И вот трубы рудника ушли за бугор, а труб города еще не видно. Вокруг — степь, а над степью ветер несет черные сухие вихри.
Кучер нахлестывал лошадь.
— Н-но, барбос, полукалека!
Лошадь бежала быстро. Она, как и кучер, знала: скоро покажутся трубы города, вот за этим бугром, в котловине. В городе нет ветра и есть покойное стойло, сено и овес; лошади большего и не нужно.
А Олейников, вернувшись в контору, вынул из бумажника полученное утром письмо и внимательно прочел его еще раз. Лицо у Олейникова — узкое и сухое, и весь он — длинный и сухой. Глаза — серые, молодые.
Днем — душнота. Улицу товарища Артема десять раз подряд оттопаешь из конца в конец по пылище — и черен, как айсор; хоть садись на угол и чисти за пятьдесят «лимонов» сапоги служащим исполкома. Лицо — черное, открытая шея — черна, и борода, хотя только что брился, лезет уже из-под кожи; от солнца, что ли?
— Ма-асковские, харьковские газеты! Германия — в положении! Гражданин, возьмите «Известия»!
— От, раклы [6], разорались! Чего, курва, пристал? Пшел!

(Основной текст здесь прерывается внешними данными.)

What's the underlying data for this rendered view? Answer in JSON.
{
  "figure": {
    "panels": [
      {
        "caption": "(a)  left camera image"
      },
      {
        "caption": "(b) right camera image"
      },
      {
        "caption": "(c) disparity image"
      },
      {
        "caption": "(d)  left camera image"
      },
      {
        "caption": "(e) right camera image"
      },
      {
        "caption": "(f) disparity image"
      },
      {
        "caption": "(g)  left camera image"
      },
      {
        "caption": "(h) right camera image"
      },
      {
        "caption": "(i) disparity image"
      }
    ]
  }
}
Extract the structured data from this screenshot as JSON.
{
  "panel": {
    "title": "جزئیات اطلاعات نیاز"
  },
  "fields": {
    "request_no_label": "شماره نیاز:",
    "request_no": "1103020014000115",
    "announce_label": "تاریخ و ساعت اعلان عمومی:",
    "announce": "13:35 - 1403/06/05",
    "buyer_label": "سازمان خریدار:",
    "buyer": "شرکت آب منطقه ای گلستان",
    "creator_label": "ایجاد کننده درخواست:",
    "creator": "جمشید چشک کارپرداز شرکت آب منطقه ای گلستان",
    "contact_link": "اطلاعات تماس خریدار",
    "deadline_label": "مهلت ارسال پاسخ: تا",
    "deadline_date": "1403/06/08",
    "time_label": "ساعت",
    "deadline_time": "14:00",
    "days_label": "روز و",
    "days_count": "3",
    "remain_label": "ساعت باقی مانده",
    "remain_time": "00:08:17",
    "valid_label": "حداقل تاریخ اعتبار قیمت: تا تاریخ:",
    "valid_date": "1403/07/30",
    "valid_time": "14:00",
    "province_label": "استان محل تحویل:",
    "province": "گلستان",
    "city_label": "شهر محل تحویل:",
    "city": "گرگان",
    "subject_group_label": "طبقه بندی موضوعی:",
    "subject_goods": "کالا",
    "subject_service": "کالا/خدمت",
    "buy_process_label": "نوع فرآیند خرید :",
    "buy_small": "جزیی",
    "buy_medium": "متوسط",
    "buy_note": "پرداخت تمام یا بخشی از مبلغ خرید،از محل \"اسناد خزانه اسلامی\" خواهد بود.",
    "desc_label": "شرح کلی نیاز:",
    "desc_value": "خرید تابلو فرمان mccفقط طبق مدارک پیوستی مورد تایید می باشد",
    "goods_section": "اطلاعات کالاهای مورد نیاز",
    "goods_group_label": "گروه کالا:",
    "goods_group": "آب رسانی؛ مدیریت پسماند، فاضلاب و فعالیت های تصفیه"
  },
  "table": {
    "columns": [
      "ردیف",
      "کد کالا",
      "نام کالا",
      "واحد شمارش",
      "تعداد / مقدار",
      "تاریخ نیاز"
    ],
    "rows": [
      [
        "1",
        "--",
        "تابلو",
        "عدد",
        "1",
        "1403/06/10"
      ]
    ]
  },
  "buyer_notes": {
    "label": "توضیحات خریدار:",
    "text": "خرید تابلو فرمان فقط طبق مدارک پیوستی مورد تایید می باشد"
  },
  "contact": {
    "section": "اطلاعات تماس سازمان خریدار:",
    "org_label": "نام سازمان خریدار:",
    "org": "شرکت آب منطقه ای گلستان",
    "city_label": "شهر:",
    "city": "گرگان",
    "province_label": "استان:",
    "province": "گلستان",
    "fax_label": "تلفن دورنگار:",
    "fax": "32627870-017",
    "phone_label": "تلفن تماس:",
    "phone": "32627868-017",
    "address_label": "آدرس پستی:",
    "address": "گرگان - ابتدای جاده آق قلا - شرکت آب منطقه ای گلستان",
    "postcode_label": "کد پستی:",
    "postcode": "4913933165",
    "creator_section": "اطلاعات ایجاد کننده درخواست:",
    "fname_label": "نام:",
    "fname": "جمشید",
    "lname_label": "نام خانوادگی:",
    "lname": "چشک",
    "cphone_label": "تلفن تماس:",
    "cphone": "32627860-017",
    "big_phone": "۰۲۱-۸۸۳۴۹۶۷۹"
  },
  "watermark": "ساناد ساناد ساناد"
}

И на Харьковскую, в дверь — туда, где на вывеске: «Мороженое Тромбон».
— Шоколадное? Сливочное?
— Смесь. И сельтерской стаканчик.
На юге человек — что подсолнух: всегда воротит голову к солнцу. Таскали человека за волосы всякого цвета правители, чуть головы не оторвали, отпустили наконец, а человек — к зеркалу: прическу поправлять. В парикмахерскую сбегал, мороженое жрет и за барышнями бегает. Солнце в небе есть, крови в теле много — и надо ж жить!
— А-э! Товарищ Лютый! Восемьсот трильончиков за театр? Слышали, слышали. Как жизнь?
— Превосходно. А мороженое — лед. Отличное мороженое.
— Даешь папиросу!
— Есть.
— Приношу вам свои «фэ».
Закурил и пошел.
Лютый заплатил за мороженое — и домой.
Дома, в своей узкой и длинной комнате, обмылся, глянул в зеркало: усы — черные и блестящие, как волосы, как глаза, и не от пыли уже, а так художник Лютый черным и родился на свет, чтобы веселиться.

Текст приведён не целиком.